I thought the narrator was a woman. Dunno why. I think he/she ought to know the name of the other guy though, rather than refer to him as "my companion".

Have fun with it, anyway.
 
Maybe because he describes the body as beautiful? But no, he's definitely male. I think I intended to have him as a gay character.

I have a habit of not naming characters sometimes, especially in short stories! Oops. The first one I'd ever written only had one named character in it - the main character was just referred to as 'she' the whole way through. Got published by the first place I sent it to! Think I got a bit lazy with names after that! heh heh! :D
 
It puts me in mind of was The Brotherhood of the Wolf, where the main character is a biologist, explorer and philosopher - he carries out some rudimentary examinations of murder scenes and investigates the main arc in a haphazard (but nevertheless intelligent and compelling) way.

I wasn't quite sure about the dynamic with the assistant, though, if this is where you're going. You could have the main character recalling the assistant's ealier bravado (or, indeed, disgust at having been seconded to the main character at all) as a stark contrast to his behaviour at the scene itself?

Then there's lots of things you can play with from there. Why is that dynamic in place? Is the main character an outsider, part of the social scene, part of the local constabulary? What about the assistant? Why is he interested in the murders, to the point of wanting the job of investigating them? So many directions!

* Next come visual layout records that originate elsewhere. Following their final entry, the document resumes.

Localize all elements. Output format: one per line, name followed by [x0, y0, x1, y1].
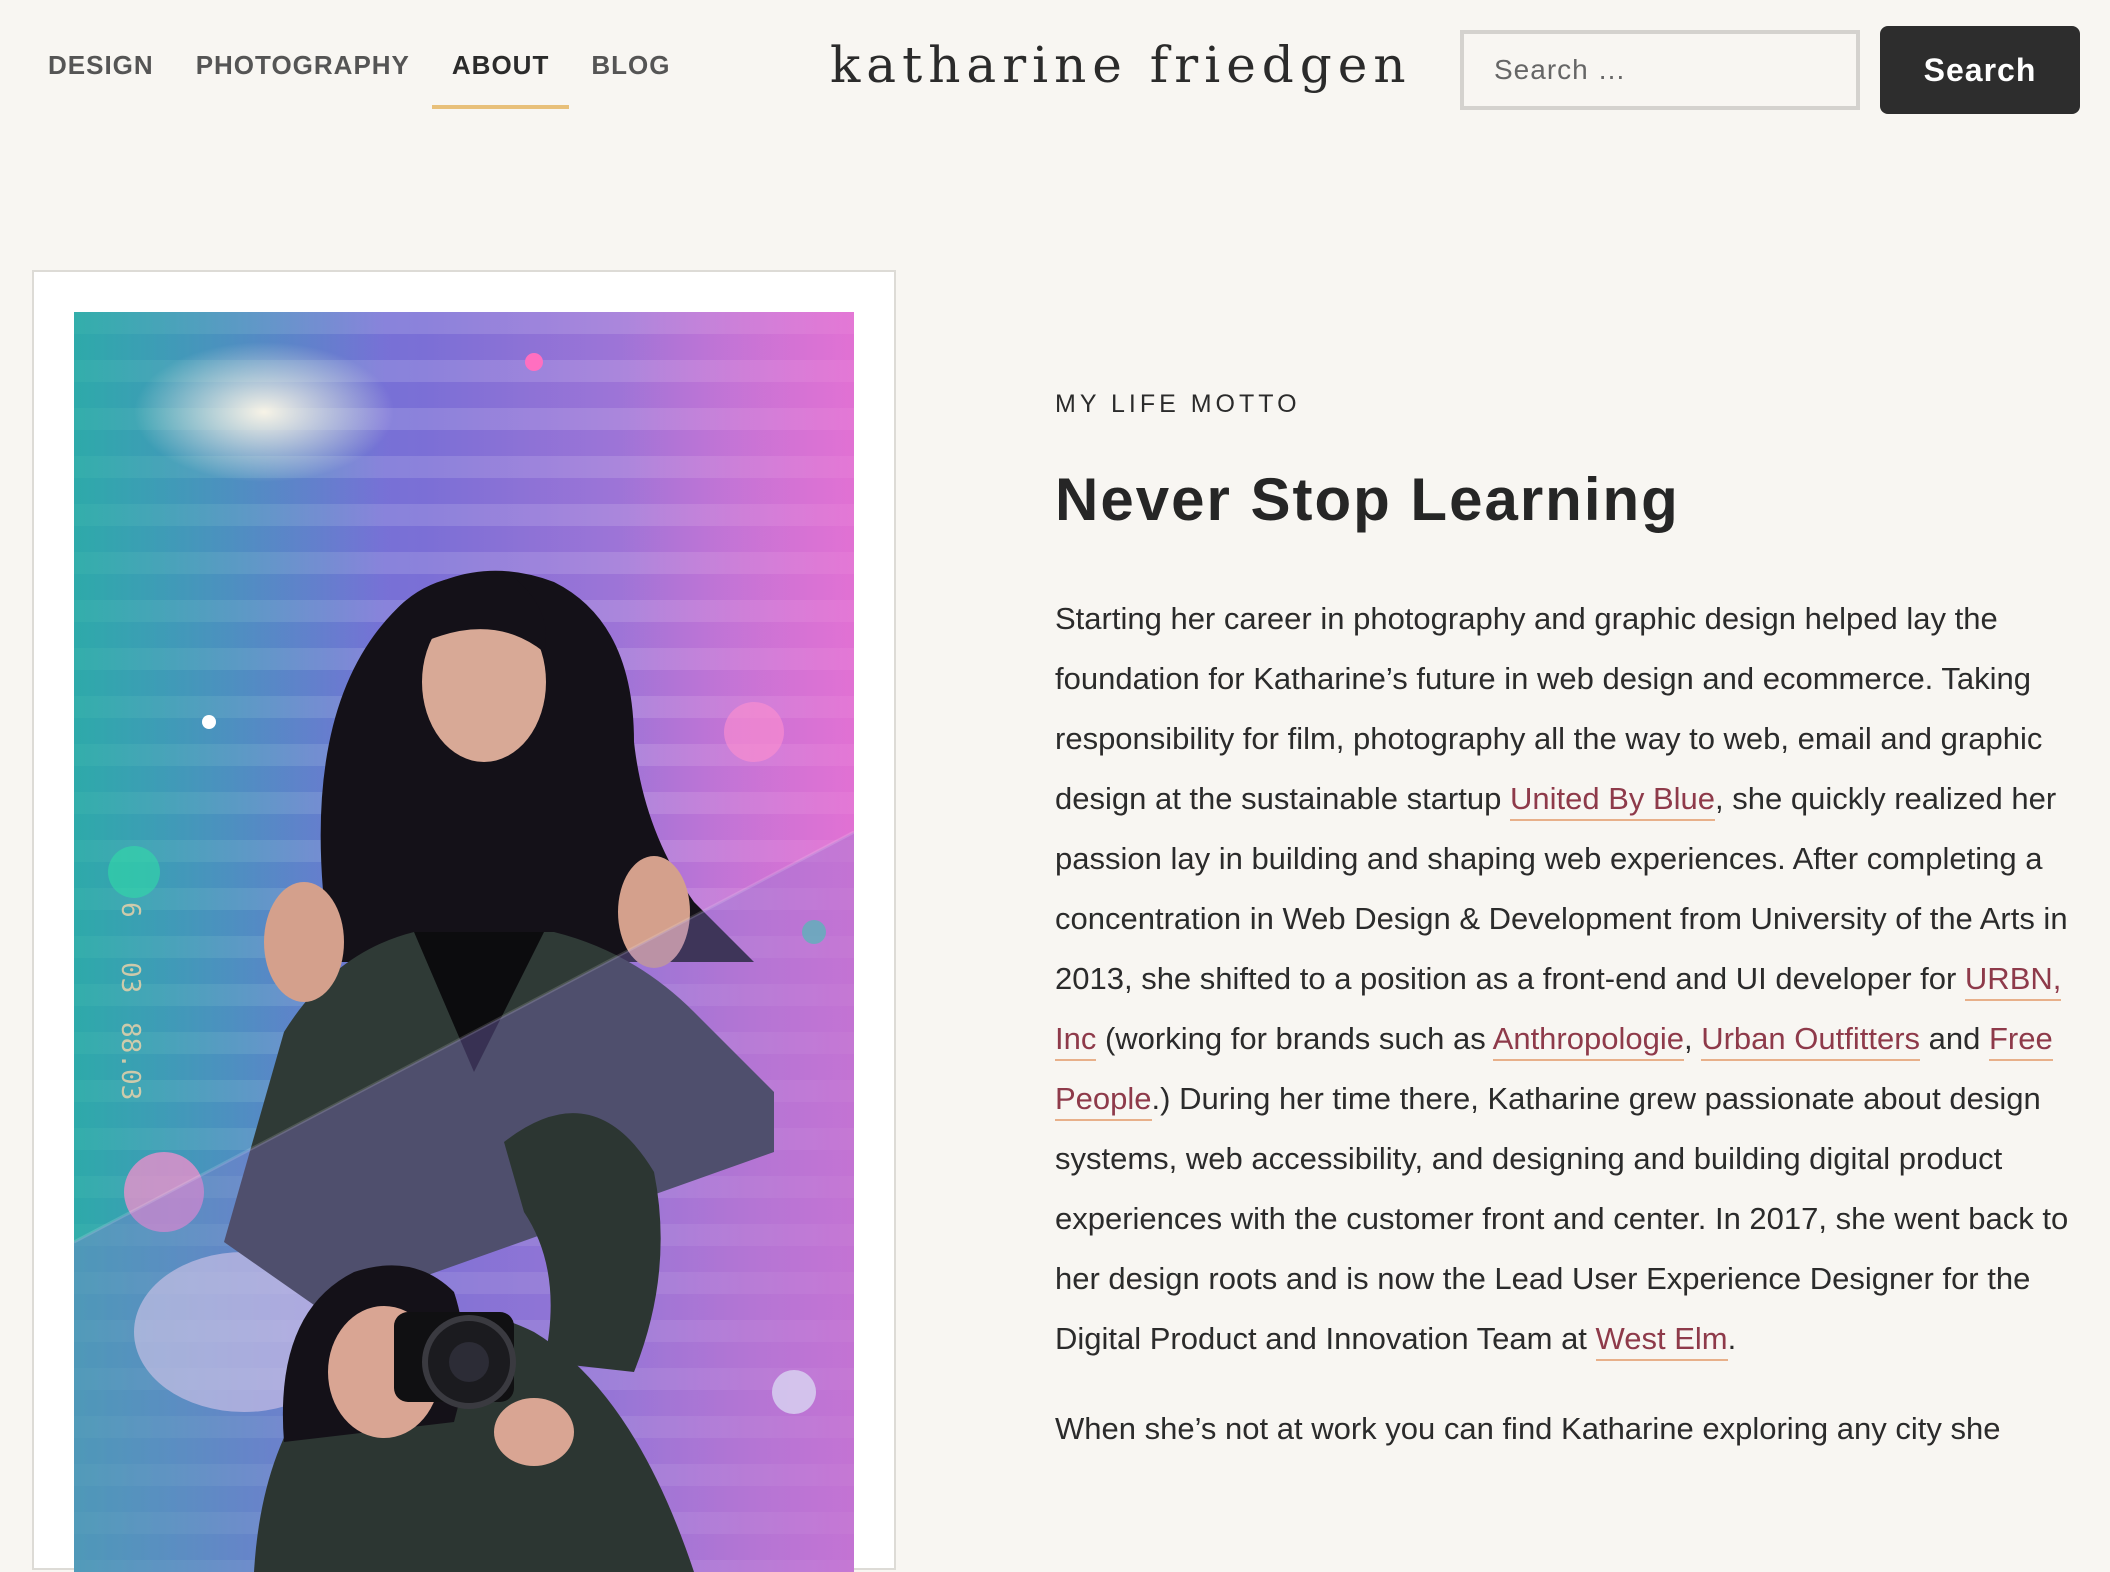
nav-item-about[interactable]: ABOUT: [431, 50, 570, 109]
bio-text-5: and: [1920, 1021, 1989, 1056]
link-urban-outfitters[interactable]: Urban Outfitters: [1701, 1021, 1921, 1061]
main-nav: DESIGN PHOTOGRAPHY ABOUT BLOG: [48, 50, 712, 109]
nav-item-design[interactable]: DESIGN: [48, 50, 154, 99]
bio-text-4: ,: [1683, 1021, 1702, 1056]
search-button[interactable]: Search: [1880, 26, 2080, 114]
search-input[interactable]: [1460, 30, 1860, 110]
search-form: Search: [1460, 26, 2080, 114]
nav-item-blog[interactable]: BLOG: [591, 50, 670, 99]
bio-text-7: .: [1727, 1321, 1737, 1356]
film-mark-date: 88.03: [115, 1022, 145, 1100]
bio-paragraph-2: When she’s not at work you can find Kath…: [1055, 1411, 2001, 1446]
bio-paragraph: Starting her career in photography and g…: [1055, 589, 2085, 1369]
film-mark-code: 03: [115, 962, 145, 993]
film-mark-frame: 6: [115, 902, 145, 918]
link-united-by-blue[interactable]: United By Blue: [1509, 781, 1716, 821]
link-anthropologie[interactable]: Anthropologie: [1492, 1021, 1684, 1061]
site-title-logo[interactable]: katharine friedgen: [830, 36, 1412, 94]
bio-text-6: .) During her time there, Katharine grew…: [1055, 1081, 2069, 1356]
section-eyebrow: MY LIFE MOTTO: [1055, 390, 1301, 418]
nav-item-photography[interactable]: PHOTOGRAPHY: [196, 50, 410, 99]
photo-frame: 6 03 88.03: [32, 270, 896, 1572]
bio-text-3: (working for brands such as: [1096, 1021, 1493, 1056]
portrait-photo: 6 03 88.03: [74, 312, 854, 1572]
about-content: MY LIFE MOTTO Never Stop Learning Starti…: [1055, 390, 2085, 1489]
page-headline: Never Stop Learning: [1055, 466, 1680, 533]
link-west-elm[interactable]: West Elm: [1595, 1321, 1728, 1361]
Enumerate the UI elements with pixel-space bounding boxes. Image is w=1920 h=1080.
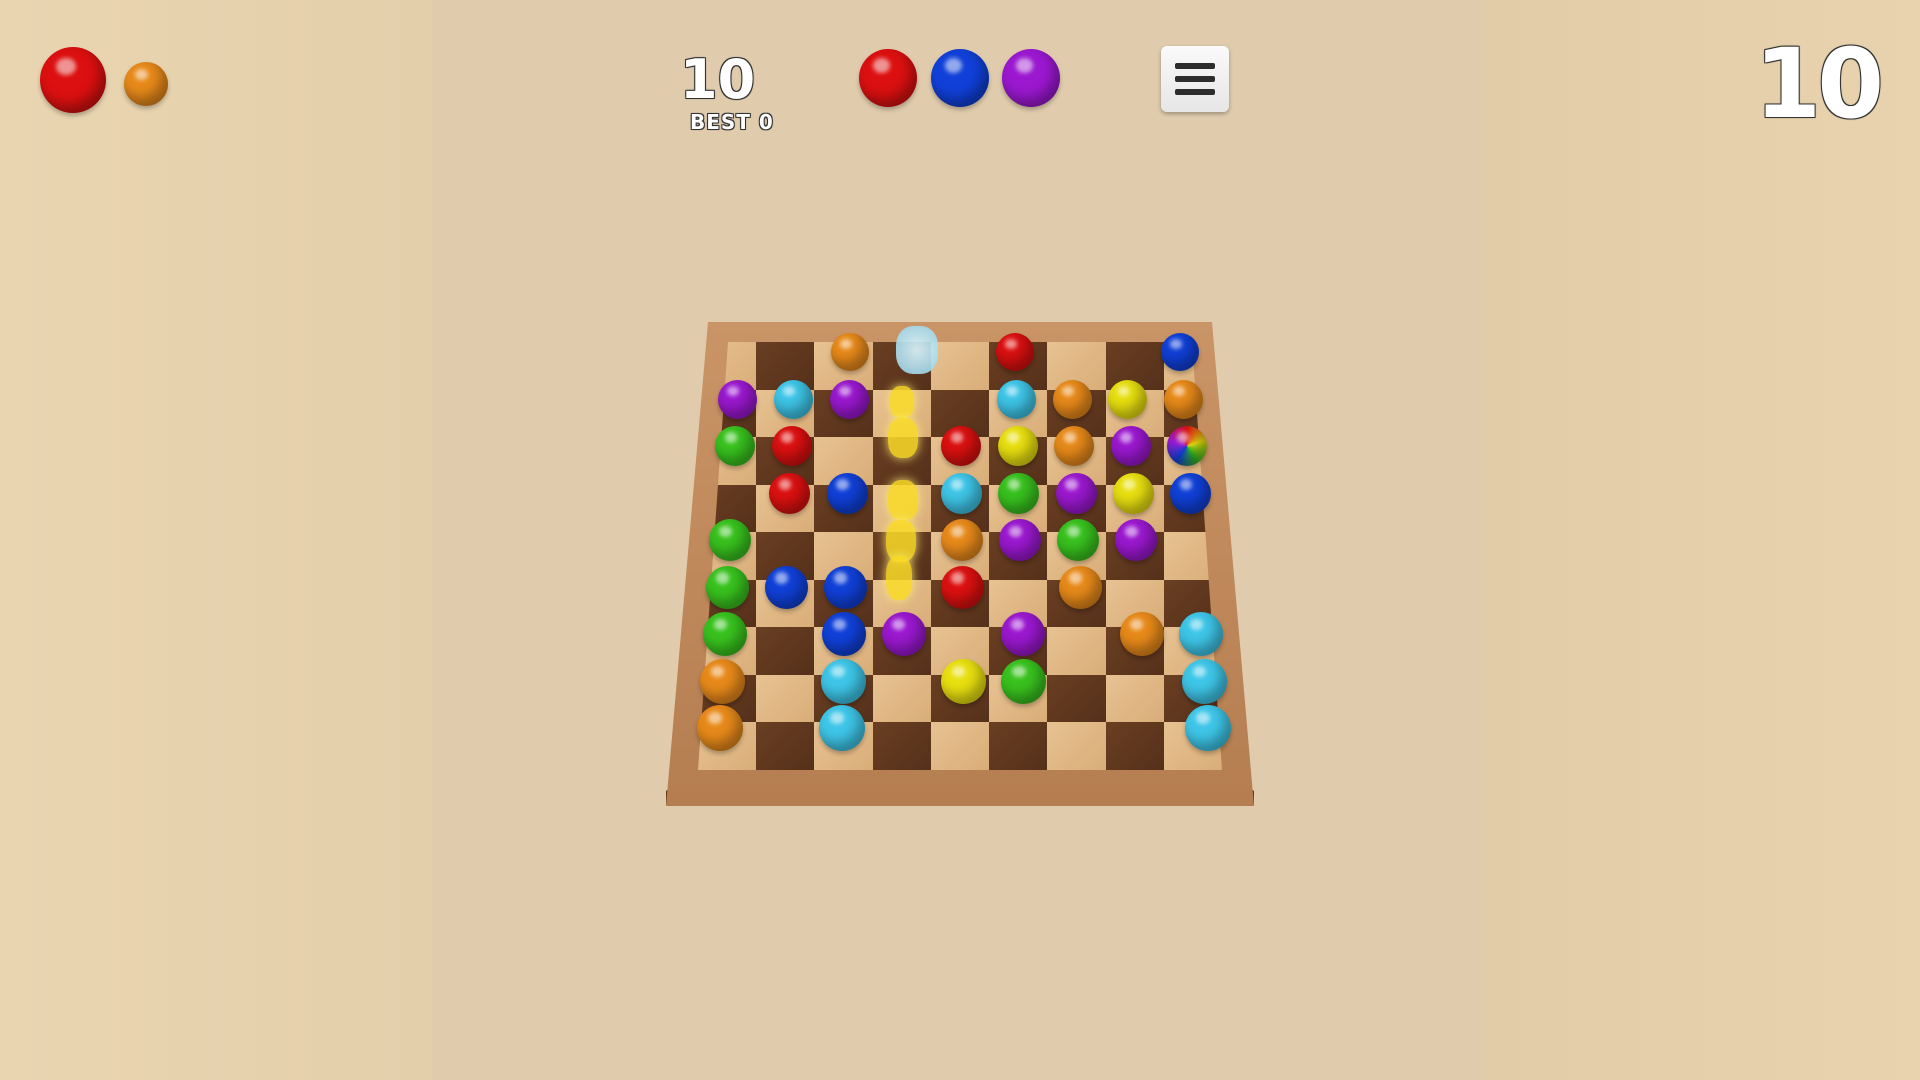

Looks like it'll be fun to write!
 
Never heard of that! Sounds good, thanks for the link. :)

Yeah, I think there's so many different ways it could go that I'm struggling to pick one!
 
I like this. A lot. I particularly admire your descriptions of the snow, and the melting, and the tears. I've got a bit of an obsession with snow, so it makes me happy when people know how to describe it. A very visual piece. I think you have talent.